MINERALOGY IN DRILL CORE FROM HAWAII: AN ANALOG FOR MARS
The Humu’ula Groundwater Research Project (HGRP) drilled their first continuously- cored hole in the saddle region of the big island of Hawaii in March of 2013. The core traverses various sub aerial lava flows, representing the shield-building phase of the island and the lithology is dominantly basalt with varying amounts of plagioclase and olivine phenocrysts. Both pahoehoe and aa textures are identified as well as some explosive units and limited sedimentary units. Logging of HGRP-1 noted that discontinuous alteration became prevalent starting at ~ 1km depth. Over 780 spectra were collected on HGRP-1 from depths of 3190 to 5785 feet in May of 2014, primarily focused on alteration mineralogy. Based on that analysis, 25 cut sections were taken to explore the mineralogy in more detail, and eight of these were examined with the Ultra Compact Imaging Spectrometer (UCIS), yielding spectral mineralogy at ~ 80 μm/pixel.

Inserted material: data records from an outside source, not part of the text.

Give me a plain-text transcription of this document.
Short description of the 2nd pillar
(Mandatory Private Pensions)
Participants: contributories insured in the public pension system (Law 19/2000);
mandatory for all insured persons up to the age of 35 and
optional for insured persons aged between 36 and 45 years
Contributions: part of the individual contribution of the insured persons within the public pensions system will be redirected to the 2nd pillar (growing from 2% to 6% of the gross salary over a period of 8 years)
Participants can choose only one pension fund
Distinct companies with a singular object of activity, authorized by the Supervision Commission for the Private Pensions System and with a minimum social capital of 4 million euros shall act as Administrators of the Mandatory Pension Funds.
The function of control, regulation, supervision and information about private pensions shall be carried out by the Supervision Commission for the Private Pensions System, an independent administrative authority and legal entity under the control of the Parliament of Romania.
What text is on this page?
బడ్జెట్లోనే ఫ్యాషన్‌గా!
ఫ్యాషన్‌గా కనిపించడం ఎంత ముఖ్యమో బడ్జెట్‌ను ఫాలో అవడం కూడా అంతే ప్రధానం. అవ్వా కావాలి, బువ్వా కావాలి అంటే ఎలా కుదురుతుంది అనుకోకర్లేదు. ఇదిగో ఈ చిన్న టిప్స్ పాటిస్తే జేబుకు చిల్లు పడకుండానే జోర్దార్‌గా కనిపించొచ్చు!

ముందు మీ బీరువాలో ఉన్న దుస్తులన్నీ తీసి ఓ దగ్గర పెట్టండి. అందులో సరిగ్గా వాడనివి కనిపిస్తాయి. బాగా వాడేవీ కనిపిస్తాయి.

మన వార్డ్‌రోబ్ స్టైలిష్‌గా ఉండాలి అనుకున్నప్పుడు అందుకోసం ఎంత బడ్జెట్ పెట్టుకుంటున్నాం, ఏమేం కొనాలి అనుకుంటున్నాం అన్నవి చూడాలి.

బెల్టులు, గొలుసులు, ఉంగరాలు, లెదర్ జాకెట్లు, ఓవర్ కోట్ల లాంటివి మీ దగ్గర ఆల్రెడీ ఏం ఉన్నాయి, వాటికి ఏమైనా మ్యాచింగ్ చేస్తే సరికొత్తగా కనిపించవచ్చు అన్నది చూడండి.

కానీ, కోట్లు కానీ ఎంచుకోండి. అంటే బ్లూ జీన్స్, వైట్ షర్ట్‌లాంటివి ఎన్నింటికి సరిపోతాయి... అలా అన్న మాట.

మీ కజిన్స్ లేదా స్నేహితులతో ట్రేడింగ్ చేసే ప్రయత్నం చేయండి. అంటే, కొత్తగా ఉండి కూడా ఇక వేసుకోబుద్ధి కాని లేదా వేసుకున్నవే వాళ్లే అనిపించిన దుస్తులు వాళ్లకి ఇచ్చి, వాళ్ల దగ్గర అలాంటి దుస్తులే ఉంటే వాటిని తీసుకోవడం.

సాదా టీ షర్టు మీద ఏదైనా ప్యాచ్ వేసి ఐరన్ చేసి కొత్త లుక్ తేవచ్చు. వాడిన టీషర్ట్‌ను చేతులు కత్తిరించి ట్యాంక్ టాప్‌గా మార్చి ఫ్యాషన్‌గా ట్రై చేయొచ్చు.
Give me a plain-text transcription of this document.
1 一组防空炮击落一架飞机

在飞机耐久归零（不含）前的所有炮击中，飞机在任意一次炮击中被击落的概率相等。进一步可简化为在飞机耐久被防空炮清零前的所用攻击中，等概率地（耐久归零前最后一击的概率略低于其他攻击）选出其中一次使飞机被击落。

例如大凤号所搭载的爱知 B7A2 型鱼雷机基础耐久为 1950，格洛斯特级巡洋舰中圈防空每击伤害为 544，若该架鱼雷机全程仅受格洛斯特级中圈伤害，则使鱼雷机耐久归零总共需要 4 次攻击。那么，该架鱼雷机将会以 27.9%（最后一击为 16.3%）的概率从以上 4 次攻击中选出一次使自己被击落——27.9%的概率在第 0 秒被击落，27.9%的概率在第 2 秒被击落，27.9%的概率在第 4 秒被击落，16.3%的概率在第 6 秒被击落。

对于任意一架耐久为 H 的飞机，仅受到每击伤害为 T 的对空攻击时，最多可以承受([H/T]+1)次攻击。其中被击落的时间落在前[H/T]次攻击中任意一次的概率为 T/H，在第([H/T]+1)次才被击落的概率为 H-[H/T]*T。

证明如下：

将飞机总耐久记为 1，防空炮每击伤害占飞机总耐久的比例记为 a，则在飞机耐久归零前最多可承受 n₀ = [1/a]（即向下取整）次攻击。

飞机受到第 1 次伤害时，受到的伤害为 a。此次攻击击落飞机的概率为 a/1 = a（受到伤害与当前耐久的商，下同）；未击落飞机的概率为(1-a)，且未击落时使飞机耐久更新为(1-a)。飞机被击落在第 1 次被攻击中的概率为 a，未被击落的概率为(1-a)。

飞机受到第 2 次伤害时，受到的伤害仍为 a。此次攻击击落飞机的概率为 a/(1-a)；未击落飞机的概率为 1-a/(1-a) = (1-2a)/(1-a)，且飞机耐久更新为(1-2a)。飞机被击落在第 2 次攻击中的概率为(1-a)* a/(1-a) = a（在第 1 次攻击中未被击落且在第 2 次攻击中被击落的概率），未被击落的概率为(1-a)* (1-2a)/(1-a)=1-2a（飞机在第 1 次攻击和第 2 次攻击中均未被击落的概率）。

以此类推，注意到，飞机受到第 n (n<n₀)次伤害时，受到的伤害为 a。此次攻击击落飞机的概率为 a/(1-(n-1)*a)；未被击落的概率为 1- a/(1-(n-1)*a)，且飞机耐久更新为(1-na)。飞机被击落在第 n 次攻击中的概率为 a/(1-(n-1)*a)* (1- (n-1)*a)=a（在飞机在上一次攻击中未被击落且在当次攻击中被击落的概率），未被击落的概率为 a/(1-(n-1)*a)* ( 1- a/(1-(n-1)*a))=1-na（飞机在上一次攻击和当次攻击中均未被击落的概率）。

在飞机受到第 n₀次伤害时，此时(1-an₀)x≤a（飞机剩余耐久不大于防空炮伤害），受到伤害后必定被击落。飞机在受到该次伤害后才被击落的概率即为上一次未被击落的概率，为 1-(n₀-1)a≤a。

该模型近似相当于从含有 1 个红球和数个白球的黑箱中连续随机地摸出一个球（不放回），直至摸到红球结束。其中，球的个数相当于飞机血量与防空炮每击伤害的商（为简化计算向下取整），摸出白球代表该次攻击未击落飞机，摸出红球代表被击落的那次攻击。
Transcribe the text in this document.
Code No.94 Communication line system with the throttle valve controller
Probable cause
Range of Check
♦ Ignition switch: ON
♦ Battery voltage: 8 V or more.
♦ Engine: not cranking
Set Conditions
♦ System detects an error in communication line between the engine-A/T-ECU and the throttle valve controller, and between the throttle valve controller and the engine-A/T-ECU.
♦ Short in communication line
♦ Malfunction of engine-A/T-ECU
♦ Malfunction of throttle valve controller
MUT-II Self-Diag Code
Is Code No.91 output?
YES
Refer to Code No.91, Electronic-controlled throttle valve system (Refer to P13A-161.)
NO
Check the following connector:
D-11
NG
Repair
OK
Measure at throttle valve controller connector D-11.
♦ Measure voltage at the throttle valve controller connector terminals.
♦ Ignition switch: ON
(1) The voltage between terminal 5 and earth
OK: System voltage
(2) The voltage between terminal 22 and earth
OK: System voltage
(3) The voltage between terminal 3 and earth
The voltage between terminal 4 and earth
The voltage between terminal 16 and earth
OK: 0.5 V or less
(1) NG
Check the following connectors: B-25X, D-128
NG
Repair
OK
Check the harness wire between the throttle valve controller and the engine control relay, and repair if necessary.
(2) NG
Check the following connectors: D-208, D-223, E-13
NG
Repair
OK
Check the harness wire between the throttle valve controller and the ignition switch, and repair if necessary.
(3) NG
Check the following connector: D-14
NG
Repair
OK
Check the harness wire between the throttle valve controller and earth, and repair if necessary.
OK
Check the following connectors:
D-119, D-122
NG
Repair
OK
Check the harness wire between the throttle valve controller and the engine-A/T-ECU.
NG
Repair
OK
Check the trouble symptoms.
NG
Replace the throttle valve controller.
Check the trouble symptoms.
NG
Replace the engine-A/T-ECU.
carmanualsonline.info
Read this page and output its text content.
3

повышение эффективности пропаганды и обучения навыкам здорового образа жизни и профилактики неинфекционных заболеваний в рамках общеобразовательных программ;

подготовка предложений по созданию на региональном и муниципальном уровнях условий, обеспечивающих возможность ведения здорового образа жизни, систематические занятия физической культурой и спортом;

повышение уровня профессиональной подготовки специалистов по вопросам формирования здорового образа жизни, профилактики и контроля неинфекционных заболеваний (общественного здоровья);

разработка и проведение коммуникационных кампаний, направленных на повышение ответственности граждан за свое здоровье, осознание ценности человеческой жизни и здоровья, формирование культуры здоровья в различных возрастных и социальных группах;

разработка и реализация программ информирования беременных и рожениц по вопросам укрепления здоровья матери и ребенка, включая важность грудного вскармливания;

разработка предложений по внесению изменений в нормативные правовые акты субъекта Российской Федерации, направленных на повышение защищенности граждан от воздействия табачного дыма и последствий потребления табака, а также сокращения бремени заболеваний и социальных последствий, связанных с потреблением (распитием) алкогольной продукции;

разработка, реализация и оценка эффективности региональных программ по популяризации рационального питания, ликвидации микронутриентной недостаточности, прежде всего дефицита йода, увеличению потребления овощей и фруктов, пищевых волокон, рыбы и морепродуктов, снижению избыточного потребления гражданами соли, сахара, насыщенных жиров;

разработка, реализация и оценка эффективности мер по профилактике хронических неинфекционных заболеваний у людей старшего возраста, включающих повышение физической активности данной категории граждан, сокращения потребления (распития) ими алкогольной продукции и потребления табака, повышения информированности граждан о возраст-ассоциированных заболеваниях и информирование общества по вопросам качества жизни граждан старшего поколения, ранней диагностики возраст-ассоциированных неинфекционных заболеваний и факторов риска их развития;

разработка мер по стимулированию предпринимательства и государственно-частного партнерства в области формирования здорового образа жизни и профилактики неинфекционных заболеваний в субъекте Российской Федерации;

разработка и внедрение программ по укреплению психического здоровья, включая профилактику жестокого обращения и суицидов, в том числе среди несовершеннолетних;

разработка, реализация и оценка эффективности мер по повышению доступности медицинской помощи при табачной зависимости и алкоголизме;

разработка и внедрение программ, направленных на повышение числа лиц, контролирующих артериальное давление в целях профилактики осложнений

The data show both notable changes in the primary mafic mineralogy and alteration suites that include a variety of Mg-Fe clay minerals and several types of zeolites, all phases that have been identified as crustal alteration products on Mars. This presentation will focus on the changes in mafic mineralogy identified in the bulk spectra and cut sections. A companion abstract focuses on the alteration products. Vertical variation in plagioclase and pyroxene composition is noted, and in the high resolution data, unaltered olivine and pyroxene phenocrysts occur in the groundmass adjacent to highly altered vugs, and are preserved throughout the section surveyed. Given the limited alteration and abundant preservation of olivine to depths of 1.5 km, the core may be representative of near- or sub-surface alteration in moderate pH environments on Mars.